INTERMISSION NEEDS A MAKEOVER!

I am changing up my style, I love this GSP sig but I am going sorta new type of look, something fresh 

http://www.ufc.com/media/ufc-124-event-photo-gallery#i=3

This is the picture I think I am goign with for this sig.

John Makdessi, also please put my name somewhere in the sig.

As for the avatar, SUIT UP gfx legengs, this avatar is going to be legend... wait for it... DARY !

http://www.youtube.com/watch?v=2DSPUbMFgFQ&feature=related

I really need this as a GIF, with dialoug at the bottom, I will pay top $$ for this avatar.

Thanks guys.


----------



## Intermission (Oct 1, 2009)

Bump


----------



## limba (Jul 21, 2009)

Intermission said:


> INTERMISSION NEEDS A MAKEOVER!
> 
> I am changing up my style, I love this GSP sig but I am going sorta new type of look, something fresh
> 
> ...





Intermission said:


> Bump


I am no GFX GOD! 
.......but i gave it a try .
So, take a look at this, untill "the gods" :thumb02: will have some time to fulfill your request.

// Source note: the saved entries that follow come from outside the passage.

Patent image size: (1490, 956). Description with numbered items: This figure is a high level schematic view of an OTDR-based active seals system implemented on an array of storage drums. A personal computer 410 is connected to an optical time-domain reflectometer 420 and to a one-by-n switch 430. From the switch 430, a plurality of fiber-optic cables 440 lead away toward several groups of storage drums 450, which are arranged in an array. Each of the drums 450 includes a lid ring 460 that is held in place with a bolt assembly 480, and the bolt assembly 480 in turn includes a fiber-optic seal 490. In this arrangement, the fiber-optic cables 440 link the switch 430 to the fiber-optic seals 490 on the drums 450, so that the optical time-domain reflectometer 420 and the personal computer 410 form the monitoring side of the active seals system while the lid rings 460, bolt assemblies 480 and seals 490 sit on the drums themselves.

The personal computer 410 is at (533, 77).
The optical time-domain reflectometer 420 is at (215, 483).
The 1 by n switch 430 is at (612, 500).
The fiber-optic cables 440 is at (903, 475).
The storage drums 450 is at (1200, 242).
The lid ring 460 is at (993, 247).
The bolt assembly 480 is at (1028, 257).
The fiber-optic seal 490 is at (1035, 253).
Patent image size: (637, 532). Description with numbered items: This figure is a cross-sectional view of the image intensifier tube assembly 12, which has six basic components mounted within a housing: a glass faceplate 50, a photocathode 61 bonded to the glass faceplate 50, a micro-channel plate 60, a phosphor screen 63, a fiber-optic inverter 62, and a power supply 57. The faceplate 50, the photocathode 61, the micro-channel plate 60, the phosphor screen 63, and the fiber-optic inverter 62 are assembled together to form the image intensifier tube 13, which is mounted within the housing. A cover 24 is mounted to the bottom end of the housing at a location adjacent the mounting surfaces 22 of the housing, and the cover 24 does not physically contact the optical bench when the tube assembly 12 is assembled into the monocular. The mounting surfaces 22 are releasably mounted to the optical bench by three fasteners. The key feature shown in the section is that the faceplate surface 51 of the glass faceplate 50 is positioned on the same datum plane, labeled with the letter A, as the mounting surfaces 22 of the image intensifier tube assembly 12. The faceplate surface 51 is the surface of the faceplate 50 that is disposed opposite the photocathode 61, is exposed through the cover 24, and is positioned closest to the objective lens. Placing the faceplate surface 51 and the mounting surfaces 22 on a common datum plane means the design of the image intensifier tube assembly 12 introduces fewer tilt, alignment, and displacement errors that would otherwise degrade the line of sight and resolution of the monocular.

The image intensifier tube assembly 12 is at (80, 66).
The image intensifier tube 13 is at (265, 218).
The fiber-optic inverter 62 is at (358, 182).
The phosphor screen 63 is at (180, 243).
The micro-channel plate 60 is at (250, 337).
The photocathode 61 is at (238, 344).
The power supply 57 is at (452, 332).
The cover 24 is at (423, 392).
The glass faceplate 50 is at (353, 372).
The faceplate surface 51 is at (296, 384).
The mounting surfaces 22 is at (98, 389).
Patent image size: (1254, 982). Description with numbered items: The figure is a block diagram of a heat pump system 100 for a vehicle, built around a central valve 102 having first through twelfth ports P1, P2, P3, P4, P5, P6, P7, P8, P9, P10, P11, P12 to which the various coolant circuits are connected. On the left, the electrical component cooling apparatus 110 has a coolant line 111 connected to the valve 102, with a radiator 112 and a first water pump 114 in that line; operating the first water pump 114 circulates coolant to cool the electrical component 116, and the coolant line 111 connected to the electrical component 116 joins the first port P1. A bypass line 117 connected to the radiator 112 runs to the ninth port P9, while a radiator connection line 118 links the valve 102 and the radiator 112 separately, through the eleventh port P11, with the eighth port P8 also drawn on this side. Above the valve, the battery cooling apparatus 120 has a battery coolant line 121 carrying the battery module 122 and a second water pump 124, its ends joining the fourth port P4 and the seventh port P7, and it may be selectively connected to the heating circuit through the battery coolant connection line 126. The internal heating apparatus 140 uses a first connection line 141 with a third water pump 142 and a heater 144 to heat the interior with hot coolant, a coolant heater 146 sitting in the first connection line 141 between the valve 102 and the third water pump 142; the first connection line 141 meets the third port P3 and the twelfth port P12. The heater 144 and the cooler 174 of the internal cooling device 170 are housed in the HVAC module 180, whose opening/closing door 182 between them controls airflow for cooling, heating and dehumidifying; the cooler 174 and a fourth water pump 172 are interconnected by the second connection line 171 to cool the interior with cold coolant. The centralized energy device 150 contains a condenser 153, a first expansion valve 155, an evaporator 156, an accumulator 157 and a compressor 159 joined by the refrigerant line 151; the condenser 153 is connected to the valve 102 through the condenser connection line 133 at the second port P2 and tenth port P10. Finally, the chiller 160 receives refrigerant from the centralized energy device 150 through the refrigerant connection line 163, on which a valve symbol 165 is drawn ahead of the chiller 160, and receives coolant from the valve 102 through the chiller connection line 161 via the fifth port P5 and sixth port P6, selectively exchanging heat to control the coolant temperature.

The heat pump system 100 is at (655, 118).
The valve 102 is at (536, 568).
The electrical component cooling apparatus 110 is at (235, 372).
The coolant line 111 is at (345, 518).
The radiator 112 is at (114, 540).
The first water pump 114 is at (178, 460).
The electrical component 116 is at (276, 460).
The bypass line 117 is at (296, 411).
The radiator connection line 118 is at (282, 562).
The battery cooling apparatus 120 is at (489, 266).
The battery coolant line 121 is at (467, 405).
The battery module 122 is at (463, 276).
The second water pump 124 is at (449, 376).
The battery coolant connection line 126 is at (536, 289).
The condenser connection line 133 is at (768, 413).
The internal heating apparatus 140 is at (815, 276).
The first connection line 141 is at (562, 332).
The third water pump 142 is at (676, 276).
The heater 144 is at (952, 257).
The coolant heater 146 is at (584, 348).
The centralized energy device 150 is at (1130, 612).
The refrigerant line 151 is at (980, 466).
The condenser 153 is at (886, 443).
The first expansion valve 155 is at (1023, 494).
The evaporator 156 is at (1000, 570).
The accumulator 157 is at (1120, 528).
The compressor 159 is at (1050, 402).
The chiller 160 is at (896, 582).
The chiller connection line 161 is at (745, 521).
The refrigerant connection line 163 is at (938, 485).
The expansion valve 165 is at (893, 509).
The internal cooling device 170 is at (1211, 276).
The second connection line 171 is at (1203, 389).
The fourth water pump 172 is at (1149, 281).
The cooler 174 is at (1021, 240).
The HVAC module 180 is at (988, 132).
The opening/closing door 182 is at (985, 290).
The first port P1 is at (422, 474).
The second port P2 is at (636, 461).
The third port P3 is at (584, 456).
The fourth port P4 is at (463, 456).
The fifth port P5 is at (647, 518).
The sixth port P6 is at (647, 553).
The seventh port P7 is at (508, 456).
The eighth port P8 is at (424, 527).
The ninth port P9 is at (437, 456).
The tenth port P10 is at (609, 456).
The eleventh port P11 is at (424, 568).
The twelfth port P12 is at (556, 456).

PS: with the avatar i can't help you 
i'm not that expert yet


----------



## Intermission (Oct 1, 2009)

limba said:


> I am no GFX GOD!
> .......but i gave it a try .
> So, take a look at this, untill "the gods" :thumb02: will have some time to fulfill your request.
> 
> ...


You know what its actually pretty good. I will use it for now ! :thumbsup:


----------



## limba (Jul 21, 2009)

Enjoy it! :thumb02:

Glad i could help for now... :happy01:


----------